Use with Claude and other AI assistants (MCP)

You can use this actor directly with Claude via the Model Context Protocol (MCP), making it callable from Claude Code, Claude Desktop, Cursor, and VS Code.

Claude Code

$claude mcp add --transport http apify "https://mcp.apify.com?tools=automation-lab/huggingface-datasets-scraper"

Claude Desktop / Cursor / VS Code

Add to your MCP config file (~/.claude/claude_desktop_config.json or equivalent):

{
"mcpServers": {
"apify": {
"type": "http",
"url": "https://mcp.apify.com?tools=automation-lab/huggingface-datasets-scraper",
"headers": {
"Authorization": "Bearer YOUR_APIFY_TOKEN"
}
}
}
}

Example prompts

Once connected, try these prompts with Claude:

  • "Find the top 20 most downloaded English text-classification datasets on Hugging Face."
  • "Get me all datasets from the 'allenai' organization sorted by likes."
  • "List the 50 most popular MIT-licensed datasets on Hugging Face."
  • "Find trending image segmentation datasets from this week."

Legality

Hugging Face's Terms of Service allow accessing public dataset metadata. This actor calls the official public HuggingFace API (/api/datasets) — the same endpoint used by the HuggingFace website and all official client libraries.

  • ✅ Only public dataset metadata is collected
  • ✅ Gated datasets are listed (metadata only) but their contents are NOT downloaded
  • ✅ Private datasets are excluded by default
  • ✅ Respects API rate limits with automatic retry and backoff

FAQ

Q: Can I scrape private or gated datasets? A: The actor lists gated datasets (those requiring access approval) in metadata, but cannot access their content. Fully private datasets are not accessible via the public API.
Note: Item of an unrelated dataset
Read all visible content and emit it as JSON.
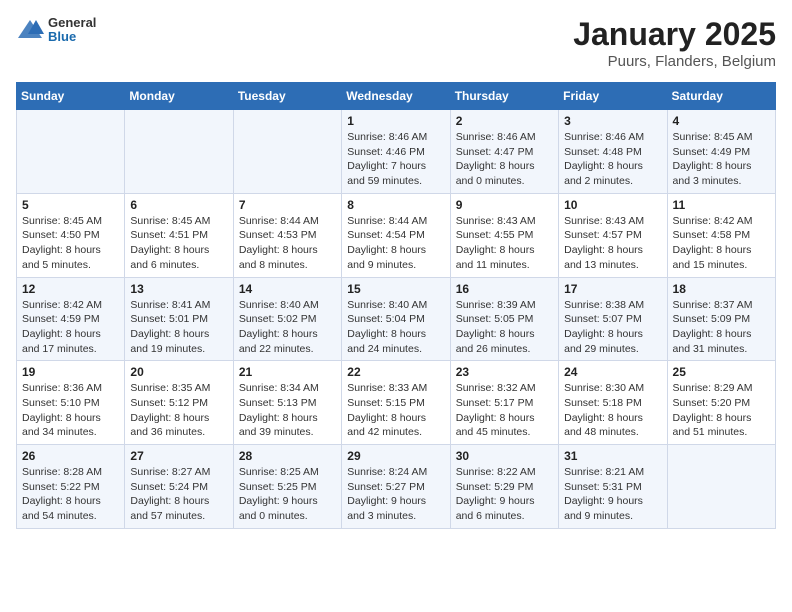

Q: How many datasets are on Hugging Face? A: There are 200,000+ public datasets as of 2026, growing rapidly. Use maxResults: 0 with specific filters to see all matches.

Q: The actor returned fewer results than my maxResults — why? A: Your filters matched fewer datasets than requested. Try broadening your filters (e.g., remove the license filter) to get more results.

Q: What does sortBy=trending actually measure? A: Hugging Face's trending score is a proprietary algorithm combining recent downloads, likes, and activity. It changes daily and highlights fast-rising datasets.

Q: Can I filter by multiple tasks at once? A: The current version supports one task filter per run. To get results for multiple tasks, run the actor separately for each task and combine the outputs.

Q: The actor ran but I got 0 results — what happened? A: Check that your filter values are valid. Task categories use underscores (e.g., text-classification not text classification). Language codes are ISO 639-1 lowercase (e.g., en, fr, zh). License IDs must match HuggingFace's exact format (e.g., apache-2.0, cc-by-4.0).